New best practice word collection workshop hosted in Ghana
Submitted by admin on Thu, 2012-04-26 09:39The Rapid Word Collection Research Group was formed to investigate and promote a best practice method for using Ron Moe’s semantic domains to collect words in a workshop setting. Semantic domains function as categories of words and each domain has a number of questions used to elicit words, such as “What words refer to water coming out of something?” As the question is relayed to the team members in the vernacular, the responses are written down, making it possible to collect between ten and twenty thousand words by running through all 1,800 semantic domains in a workshop setting in two weeks.
For those who have run word collection workshops in the past, the process of collecting words was generally a success. Once the workshop was over, however, the impetus would be lost and very few projects would find the time to deal with the mass of handwritten words in a way that resulted in useful data. Many such word collection attempts are still waiting for processing, and may never be in a useable state. In an attempt to correct this deficiency, the research committee worked out a best practice method that would add glosses (English translations) and perform data entry during the workshop. The new instructions are highly prescriptive and clearly documented and have been published on a new website, http://rapidwords.net to make them readily available to those both in and outside of SIL.
As a first pass, the research group sought out a project in an Anglophone region to showcase the new method. With the help of staff at GILLBT, the Buli language in Sandema, Ghana was selected as a good candidate for the Rapid Word Collection method.

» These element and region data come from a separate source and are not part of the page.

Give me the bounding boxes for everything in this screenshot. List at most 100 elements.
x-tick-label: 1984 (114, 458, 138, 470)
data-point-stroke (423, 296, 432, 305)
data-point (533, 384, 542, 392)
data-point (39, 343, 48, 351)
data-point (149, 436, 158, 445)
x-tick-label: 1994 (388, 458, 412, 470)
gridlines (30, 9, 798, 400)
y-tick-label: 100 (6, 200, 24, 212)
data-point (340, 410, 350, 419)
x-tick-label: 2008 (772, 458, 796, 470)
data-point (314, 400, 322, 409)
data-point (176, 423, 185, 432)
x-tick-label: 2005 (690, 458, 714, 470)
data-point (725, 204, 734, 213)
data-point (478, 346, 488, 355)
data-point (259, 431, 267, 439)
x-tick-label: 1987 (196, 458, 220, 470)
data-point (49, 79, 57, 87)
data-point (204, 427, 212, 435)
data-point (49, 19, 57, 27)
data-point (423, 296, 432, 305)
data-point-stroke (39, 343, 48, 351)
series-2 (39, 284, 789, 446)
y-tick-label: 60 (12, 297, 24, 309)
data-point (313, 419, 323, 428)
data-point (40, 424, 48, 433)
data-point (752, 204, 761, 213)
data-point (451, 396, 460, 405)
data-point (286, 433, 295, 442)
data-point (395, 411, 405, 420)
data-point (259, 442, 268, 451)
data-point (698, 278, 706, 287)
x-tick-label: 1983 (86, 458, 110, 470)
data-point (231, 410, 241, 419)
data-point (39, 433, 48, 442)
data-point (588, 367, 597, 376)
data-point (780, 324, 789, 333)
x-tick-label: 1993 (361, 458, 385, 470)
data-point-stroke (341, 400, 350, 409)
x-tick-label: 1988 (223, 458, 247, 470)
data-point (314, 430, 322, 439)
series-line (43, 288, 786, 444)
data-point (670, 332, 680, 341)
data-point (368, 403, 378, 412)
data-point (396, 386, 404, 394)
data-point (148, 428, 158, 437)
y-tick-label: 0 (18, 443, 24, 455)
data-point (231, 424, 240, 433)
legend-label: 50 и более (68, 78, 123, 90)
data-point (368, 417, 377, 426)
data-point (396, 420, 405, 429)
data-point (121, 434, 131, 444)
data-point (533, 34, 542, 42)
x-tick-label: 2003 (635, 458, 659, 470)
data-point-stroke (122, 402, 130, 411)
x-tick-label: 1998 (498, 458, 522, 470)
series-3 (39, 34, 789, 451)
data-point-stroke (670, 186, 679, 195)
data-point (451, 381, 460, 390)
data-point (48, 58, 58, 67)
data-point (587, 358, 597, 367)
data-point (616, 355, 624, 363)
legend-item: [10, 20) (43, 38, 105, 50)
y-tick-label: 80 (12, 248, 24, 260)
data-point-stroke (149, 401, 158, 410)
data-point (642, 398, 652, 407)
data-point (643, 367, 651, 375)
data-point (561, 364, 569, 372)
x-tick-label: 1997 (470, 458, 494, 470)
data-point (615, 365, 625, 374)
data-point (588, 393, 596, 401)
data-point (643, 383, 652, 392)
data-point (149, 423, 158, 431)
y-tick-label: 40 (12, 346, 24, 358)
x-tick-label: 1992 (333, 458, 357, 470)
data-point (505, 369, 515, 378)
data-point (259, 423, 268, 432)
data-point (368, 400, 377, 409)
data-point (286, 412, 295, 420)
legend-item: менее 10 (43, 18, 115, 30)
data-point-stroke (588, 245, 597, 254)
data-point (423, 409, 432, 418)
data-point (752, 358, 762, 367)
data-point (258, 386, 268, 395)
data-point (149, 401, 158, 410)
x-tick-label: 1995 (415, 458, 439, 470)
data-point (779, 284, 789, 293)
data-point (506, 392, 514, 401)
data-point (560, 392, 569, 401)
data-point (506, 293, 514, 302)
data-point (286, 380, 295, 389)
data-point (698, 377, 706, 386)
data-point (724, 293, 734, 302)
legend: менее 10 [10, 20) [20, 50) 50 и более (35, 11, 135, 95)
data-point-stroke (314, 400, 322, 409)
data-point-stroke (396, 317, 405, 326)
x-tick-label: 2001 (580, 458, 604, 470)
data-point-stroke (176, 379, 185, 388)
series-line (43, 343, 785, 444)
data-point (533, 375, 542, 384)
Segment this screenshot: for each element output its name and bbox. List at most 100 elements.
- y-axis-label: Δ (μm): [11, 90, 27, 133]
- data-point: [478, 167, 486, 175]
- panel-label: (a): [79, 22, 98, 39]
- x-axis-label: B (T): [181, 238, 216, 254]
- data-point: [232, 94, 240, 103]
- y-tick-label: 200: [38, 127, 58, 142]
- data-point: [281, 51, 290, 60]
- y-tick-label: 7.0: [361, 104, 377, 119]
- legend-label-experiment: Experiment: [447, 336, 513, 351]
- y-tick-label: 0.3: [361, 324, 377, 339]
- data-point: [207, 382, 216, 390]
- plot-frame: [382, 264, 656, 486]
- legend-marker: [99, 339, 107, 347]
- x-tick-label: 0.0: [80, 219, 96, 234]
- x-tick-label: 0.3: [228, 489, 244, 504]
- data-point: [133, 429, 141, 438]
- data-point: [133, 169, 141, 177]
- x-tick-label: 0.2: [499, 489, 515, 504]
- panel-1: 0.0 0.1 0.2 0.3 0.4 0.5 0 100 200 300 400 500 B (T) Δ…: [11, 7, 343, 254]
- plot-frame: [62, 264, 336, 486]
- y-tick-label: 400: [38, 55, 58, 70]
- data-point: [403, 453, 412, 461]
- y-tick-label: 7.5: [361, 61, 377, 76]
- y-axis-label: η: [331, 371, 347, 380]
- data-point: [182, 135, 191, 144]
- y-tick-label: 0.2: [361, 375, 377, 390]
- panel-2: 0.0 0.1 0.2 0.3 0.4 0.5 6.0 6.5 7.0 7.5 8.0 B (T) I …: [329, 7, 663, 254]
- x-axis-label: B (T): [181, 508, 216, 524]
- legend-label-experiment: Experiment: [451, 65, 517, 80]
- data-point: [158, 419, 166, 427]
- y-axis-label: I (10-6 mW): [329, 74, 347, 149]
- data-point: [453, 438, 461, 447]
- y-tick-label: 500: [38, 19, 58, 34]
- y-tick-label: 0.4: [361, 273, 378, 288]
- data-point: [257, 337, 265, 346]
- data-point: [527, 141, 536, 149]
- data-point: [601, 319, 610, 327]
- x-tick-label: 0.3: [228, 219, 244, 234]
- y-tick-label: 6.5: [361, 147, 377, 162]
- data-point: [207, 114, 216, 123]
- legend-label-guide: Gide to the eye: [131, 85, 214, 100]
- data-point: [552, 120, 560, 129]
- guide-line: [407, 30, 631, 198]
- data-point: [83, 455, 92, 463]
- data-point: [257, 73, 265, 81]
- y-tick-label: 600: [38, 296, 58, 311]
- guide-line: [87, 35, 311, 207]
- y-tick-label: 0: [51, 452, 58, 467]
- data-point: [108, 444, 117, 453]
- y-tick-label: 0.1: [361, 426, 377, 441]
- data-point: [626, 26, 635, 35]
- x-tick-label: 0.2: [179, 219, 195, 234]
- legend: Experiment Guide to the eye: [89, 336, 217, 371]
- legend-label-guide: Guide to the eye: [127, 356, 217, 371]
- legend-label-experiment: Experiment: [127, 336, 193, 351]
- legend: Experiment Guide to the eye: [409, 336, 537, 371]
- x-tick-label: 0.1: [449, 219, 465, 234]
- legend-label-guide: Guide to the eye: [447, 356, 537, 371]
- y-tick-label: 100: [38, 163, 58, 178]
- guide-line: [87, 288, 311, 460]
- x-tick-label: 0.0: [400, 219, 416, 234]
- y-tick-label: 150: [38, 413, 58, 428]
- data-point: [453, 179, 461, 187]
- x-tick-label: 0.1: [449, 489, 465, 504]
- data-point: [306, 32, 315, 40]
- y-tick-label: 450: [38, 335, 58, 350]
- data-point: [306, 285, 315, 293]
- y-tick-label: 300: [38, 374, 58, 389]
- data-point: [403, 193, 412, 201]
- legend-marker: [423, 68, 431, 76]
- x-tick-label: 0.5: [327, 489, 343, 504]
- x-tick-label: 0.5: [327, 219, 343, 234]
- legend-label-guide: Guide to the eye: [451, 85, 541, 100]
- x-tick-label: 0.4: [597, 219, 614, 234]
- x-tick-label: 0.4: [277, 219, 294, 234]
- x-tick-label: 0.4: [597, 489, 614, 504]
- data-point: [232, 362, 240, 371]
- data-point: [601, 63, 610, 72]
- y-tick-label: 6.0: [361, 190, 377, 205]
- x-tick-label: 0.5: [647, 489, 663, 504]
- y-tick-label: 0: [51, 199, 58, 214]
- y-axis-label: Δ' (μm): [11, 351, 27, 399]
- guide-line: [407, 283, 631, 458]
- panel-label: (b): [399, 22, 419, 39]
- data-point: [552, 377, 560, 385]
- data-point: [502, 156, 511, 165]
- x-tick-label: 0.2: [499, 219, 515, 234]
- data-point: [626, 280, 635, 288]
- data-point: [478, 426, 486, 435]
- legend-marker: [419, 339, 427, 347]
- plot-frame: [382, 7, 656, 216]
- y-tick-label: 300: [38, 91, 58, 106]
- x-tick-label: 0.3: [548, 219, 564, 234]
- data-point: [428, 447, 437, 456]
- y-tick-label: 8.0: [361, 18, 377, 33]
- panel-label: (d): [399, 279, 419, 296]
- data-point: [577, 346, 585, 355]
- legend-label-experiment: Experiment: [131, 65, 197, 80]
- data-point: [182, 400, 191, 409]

The main workshop was held from Jan 23 – Feb 3 2012, with additional work done the weeks before and after the workshop to prepare the team and to process the data. Ron Moe, Art Cooper, and Doug Higby traveled there and followed the method as closely as possible with a team of roughly thirty Bulsa people who performed the various roles of collection, glossing, and typing. In the end, close to 15,000 raw words were collected. Since some of the words appeared in more than one category—as the case will be with multiple senses—the number of lexical entries created was closer to 10,000. All of those entries are glossed in English and have a semantic domain code which enables the words to be grouped in categories. At the end of the workshop, several copies of the draft Buli glossary were printed, and the local Bulsa project made plans to continue work on the database in order to have a more polished result.
The results, however, are not to be measured only by what can appear in print. What the Rapid Word Collection method provides is a lexical tool that can be a tremendous aide to translation work even before any further work is done to polish it up. SIL is currently building tools that will help translators access the lexical corpus in order to propose word choices in much the same way as a professional translator works with a dictionary and thesaurus.
The Buli experience was videoed by a professional team on site as part of the research team’s goal of promoting the new best practice. The video will soon be completed and available on the website in an effort to bring concreteness to a method of building a lexicon so radical—it can be mistaken for folklore.